Il leader è colui che non grida, che non deve imporsi con la forza o sottolineare i suoi gradi sul campo. Il leader è quello che gli altri riconoscono come tale e a cui affidano le chiavi del proprio futuro. Il leader di questa nazionale all’europeo 2012 è Pirlo. Quando non ci sono idee, quando di fronte hai squadre come l’Inghilterra che chiudono gli spazi, la palla va a lui, ché qualcosa saprà inventarsi. E lui è sempre lì, silenzioso e attento, a dettare i ritmi, veloci quando serve e più lenti quando bisogna prendere fiato.
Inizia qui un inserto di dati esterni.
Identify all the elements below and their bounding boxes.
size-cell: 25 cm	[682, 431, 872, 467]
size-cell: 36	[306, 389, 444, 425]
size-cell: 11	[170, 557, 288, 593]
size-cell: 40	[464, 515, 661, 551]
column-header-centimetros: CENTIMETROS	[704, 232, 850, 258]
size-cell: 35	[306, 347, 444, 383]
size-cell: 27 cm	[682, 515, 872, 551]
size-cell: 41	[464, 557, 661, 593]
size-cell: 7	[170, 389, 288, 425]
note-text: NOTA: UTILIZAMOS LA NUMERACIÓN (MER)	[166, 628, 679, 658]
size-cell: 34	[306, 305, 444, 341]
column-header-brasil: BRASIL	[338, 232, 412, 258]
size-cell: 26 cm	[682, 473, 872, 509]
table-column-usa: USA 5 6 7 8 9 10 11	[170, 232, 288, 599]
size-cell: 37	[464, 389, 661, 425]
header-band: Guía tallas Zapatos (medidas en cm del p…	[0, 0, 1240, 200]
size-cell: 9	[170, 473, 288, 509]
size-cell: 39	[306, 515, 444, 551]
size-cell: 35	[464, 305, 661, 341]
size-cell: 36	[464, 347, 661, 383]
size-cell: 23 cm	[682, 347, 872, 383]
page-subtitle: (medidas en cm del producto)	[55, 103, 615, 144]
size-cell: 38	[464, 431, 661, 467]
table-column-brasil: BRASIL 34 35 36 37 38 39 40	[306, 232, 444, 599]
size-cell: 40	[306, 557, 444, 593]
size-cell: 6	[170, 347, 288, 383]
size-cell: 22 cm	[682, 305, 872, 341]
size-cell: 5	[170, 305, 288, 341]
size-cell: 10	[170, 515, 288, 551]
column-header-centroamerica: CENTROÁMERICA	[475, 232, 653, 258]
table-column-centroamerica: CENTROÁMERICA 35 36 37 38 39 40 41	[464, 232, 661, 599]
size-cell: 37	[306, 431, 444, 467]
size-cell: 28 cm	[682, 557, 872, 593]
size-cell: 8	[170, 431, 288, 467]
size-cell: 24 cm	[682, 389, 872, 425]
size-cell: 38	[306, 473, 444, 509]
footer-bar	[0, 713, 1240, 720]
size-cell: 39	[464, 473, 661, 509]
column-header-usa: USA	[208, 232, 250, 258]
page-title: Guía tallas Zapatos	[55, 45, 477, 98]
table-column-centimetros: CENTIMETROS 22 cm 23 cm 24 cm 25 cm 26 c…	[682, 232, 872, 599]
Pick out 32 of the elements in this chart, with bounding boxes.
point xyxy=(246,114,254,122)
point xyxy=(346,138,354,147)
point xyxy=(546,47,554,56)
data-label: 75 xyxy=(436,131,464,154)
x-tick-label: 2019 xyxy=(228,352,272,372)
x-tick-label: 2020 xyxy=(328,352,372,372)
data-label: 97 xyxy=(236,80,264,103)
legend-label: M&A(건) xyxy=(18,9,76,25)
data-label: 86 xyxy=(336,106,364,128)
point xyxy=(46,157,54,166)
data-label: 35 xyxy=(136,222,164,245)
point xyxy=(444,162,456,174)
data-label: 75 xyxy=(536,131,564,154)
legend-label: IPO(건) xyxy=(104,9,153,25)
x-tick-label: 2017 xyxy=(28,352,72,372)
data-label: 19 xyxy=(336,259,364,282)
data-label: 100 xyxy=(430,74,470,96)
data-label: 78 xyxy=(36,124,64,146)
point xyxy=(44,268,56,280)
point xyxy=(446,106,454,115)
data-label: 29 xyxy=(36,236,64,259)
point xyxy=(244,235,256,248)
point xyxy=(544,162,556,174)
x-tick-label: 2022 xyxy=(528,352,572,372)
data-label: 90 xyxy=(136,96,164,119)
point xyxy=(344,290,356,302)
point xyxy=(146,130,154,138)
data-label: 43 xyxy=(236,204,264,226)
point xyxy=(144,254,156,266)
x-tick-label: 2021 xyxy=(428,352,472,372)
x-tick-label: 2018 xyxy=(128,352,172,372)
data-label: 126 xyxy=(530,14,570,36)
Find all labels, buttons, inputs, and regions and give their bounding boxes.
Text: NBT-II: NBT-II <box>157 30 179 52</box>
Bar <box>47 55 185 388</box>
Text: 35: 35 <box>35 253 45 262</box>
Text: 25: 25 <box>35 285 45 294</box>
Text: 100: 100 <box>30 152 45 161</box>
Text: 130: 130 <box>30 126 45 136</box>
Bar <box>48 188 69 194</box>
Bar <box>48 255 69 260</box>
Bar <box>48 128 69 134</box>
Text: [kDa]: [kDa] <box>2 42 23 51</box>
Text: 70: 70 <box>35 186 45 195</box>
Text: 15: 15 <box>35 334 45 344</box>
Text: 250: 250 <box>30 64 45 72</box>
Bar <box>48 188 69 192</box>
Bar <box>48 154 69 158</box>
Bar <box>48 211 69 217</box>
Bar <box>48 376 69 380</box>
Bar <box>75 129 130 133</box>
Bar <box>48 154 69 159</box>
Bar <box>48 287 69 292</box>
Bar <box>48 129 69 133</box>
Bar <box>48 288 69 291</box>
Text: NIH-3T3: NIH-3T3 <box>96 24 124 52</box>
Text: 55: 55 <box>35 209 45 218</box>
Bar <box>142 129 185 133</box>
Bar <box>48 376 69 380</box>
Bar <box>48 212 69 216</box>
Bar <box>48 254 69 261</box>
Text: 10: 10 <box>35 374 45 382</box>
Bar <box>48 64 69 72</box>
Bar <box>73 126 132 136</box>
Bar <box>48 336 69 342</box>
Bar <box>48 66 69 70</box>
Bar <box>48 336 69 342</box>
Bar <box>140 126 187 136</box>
Poi il rigore: dopo una partita dominata dall’Italia,  gli inglesi erano in vantaggio a causa dell’errore di Montolivo e se Pirlo avesse sbagliato sarebbe praticamente finita la partita. “Bisognava fargli passare un pò le arie…” ha detto oggi il centrocampista juventino, perché, intanto, il portiere inglese aveva preso coraggio e sbeffeggiava i nostri. Ma il cucchiaio di Pirlo non era rivolto agli inglesi, quanto ai nostri: facciamoci coraggio, siamo noi i migliori, comandiamo noi e ora vi faccio vedere come si fa. Ecco, il leader si fa così.